I haven't seen the code referenced that actually responds to the cancelled context, but skimming the docs just now it might be implicit in lower level networking code... So any kind of request handlers will stop waiting.

So this makes sense if we have some form of error recovery, like saving errors into state with &rpc.ErrorResourceInitFailed (which I still would love a quick page on what that does precisely). If you want to speed up this error recovery this makes total sense. If it was just injecting unrecoverable errors it didn't make sense to me as it seemed to be swapping one way to crash for another way to crash.

[iwahbe]

Are you saying that Cancel handler will issue cancellation over context.Context object which will make Team.Create abort work but respond to the engine with "InitFailed" so that can be saved in state?

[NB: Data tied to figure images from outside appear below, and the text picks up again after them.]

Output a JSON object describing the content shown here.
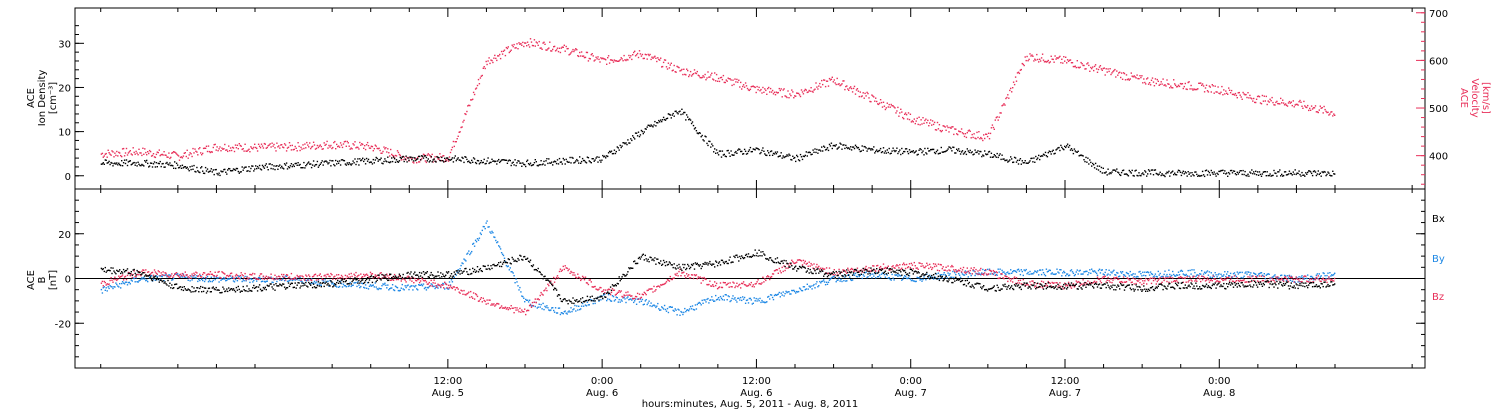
{
  "chart_data": [
    {
      "type": "scatter",
      "title": "",
      "ylabel_lines": [
        "ACE",
        "Ion Density",
        "[cm⁻³]"
      ],
      "ylabel_right_lines": [
        "ACE",
        "Velocity",
        "[km/s]"
      ],
      "ylim": [
        -3,
        38
      ],
      "ylim_right": [
        330,
        710
      ],
      "yticks": [
        0,
        10,
        20,
        30
      ],
      "yticks_right": [
        400,
        500,
        600,
        700
      ],
      "grid": false,
      "colors": {
        "density": "#000000",
        "velocity": "#e8305a"
      },
      "series": [
        {
          "axis": "left",
          "color": "#000000",
          "x": [
            -15,
            -12,
            -9,
            -6,
            -3,
            0,
            3,
            6,
            9,
            12,
            15,
            18,
            21,
            24,
            27,
            30,
            33,
            36,
            39,
            42,
            45,
            48,
            51,
            54,
            57,
            60,
            63,
            66,
            69,
            72,
            75,
            78,
            81
          ],
          "values": [
            3,
            3,
            2.5,
            0.8,
            2,
            2.5,
            3,
            3.5,
            4,
            4,
            3.5,
            3,
            3.5,
            4,
            10,
            15,
            5,
            6,
            4,
            7,
            6,
            5.5,
            6,
            5,
            3,
            7,
            1,
            0.8,
            0.7,
            0.8,
            0.7,
            0.8,
            0.6
          ]
        },
        {
          "axis": "right",
          "color": "#e8305a",
          "x": [
            -15,
            -12,
            -9,
            -6,
            -3,
            0,
            3,
            6,
            9,
            12,
            15,
            18,
            21,
            24,
            27,
            30,
            33,
            36,
            39,
            42,
            45,
            48,
            51,
            54,
            57,
            60,
            63,
            66,
            69,
            72,
            75,
            78,
            81
          ],
          "values": [
            405,
            410,
            400,
            420,
            418,
            420,
            425,
            420,
            395,
            398,
            600,
            640,
            625,
            600,
            615,
            580,
            565,
            540,
            530,
            560,
            520,
            480,
            455,
            440,
            610,
            600,
            580,
            560,
            550,
            540,
            520,
            510,
            490
          ]
        }
      ]
    },
    {
      "type": "scatter",
      "title": "",
      "ylabel_lines": [
        "ACE",
        "B",
        "[nT]"
      ],
      "ylim": [
        -40,
        40
      ],
      "yticks": [
        -20,
        0,
        20
      ],
      "grid": false,
      "legend_placement": "right",
      "zero_line": true,
      "series": [
        {
          "name": "Bx",
          "color": "#000000",
          "x": [
            -15,
            -12,
            -9,
            -6,
            -3,
            0,
            3,
            6,
            9,
            12,
            15,
            18,
            21,
            24,
            27,
            30,
            33,
            36,
            39,
            42,
            45,
            48,
            51,
            54,
            57,
            60,
            63,
            66,
            69,
            72,
            75,
            78,
            81
          ],
          "values": [
            4,
            3,
            -4,
            -5,
            -4,
            -3,
            -2,
            0,
            2,
            2,
            5,
            10,
            -10,
            -8,
            10,
            5,
            7,
            12,
            5,
            2,
            4,
            3,
            0,
            -4,
            -3,
            -3,
            -3,
            -4,
            -3,
            -3,
            -2,
            -3,
            -2
          ]
        },
        {
          "name": "By",
          "color": "#1e88e5",
          "x": [
            -15,
            -12,
            -9,
            -6,
            -3,
            0,
            3,
            6,
            9,
            12,
            15,
            18,
            21,
            24,
            27,
            30,
            33,
            36,
            39,
            42,
            45,
            48,
            51,
            54,
            57,
            60,
            63,
            66,
            69,
            72,
            75,
            78,
            81
          ],
          "values": [
            -5,
            0,
            1,
            0,
            0,
            0,
            -2,
            -3,
            -4,
            -3,
            25,
            -10,
            -15,
            -8,
            -10,
            -15,
            -8,
            -10,
            -5,
            0,
            2,
            0,
            2,
            3,
            3,
            3,
            3,
            2,
            3,
            2,
            2,
            0,
            2
          ]
        },
        {
          "name": "Bz",
          "color": "#e8305a",
          "x": [
            -15,
            -12,
            -9,
            -6,
            -3,
            0,
            3,
            6,
            9,
            12,
            15,
            18,
            21,
            24,
            27,
            30,
            33,
            36,
            39,
            42,
            45,
            48,
            51,
            54,
            57,
            60,
            63,
            66,
            69,
            72,
            75,
            78,
            81
          ],
          "values": [
            -2,
            3,
            2,
            2,
            1,
            1,
            1,
            2,
            0,
            -3,
            -10,
            -15,
            5,
            -5,
            -8,
            3,
            -3,
            -2,
            8,
            3,
            5,
            6,
            5,
            3,
            -2,
            -3,
            0,
            -1,
            0,
            0,
            0,
            0,
            0
          ]
        }
      ]
    }
  ],
  "x_axis": {
    "range": [
      -17,
      88
    ],
    "major_ticks": [
      {
        "x": 12,
        "label_time": "12:00",
        "label_date": "Aug. 5"
      },
      {
        "x": 24,
        "label_time": "0:00",
        "label_date": "Aug. 6"
      },
      {
        "x": 36,
        "label_time": "12:00",
        "label_date": "Aug. 6"
      },
      {
        "x": 48,
        "label_time": "0:00",
        "label_date": "Aug. 7"
      },
      {
        "x": 60,
        "label_time": "12:00",
        "label_date": "Aug. 7"
      },
      {
        "x": 72,
        "label_time": "0:00",
        "label_date": "Aug. 8"
      }
    ],
    "title": "hours:minutes, Aug.  5, 2011 - Aug.  8, 2011"
  },
  "legend_labels": {
    "Bx": "Bx",
    "By": "By",
    "Bz": "Bz"
  }
}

Yes! That's exactly what I'm saying.

I haven't seen the code referenced that actually responds to the cancelled context, but skimming the docs just now it might be implicit in lower level networking code... So any kind of request handlers will stop waiting.

Yes. Any high quality library with ongoing operations should cancel immediately. This includes go's standard library, for both network requests and subprocesses. Most providers (pulumi-command and pulumi-pulumiservice included) will get instant cancelation for free.

[iwahbe]

This hasn't come up again, and I think the design is pretty solid.

I definitely think that reducing the scope of the cancel wrapper would hurt the default experience. Until and unless the Pulumi provider protocol allows providers to block a cancel operation, we need to default to the safest Cancel behavior, which is graceful termination of all ongoing tasks.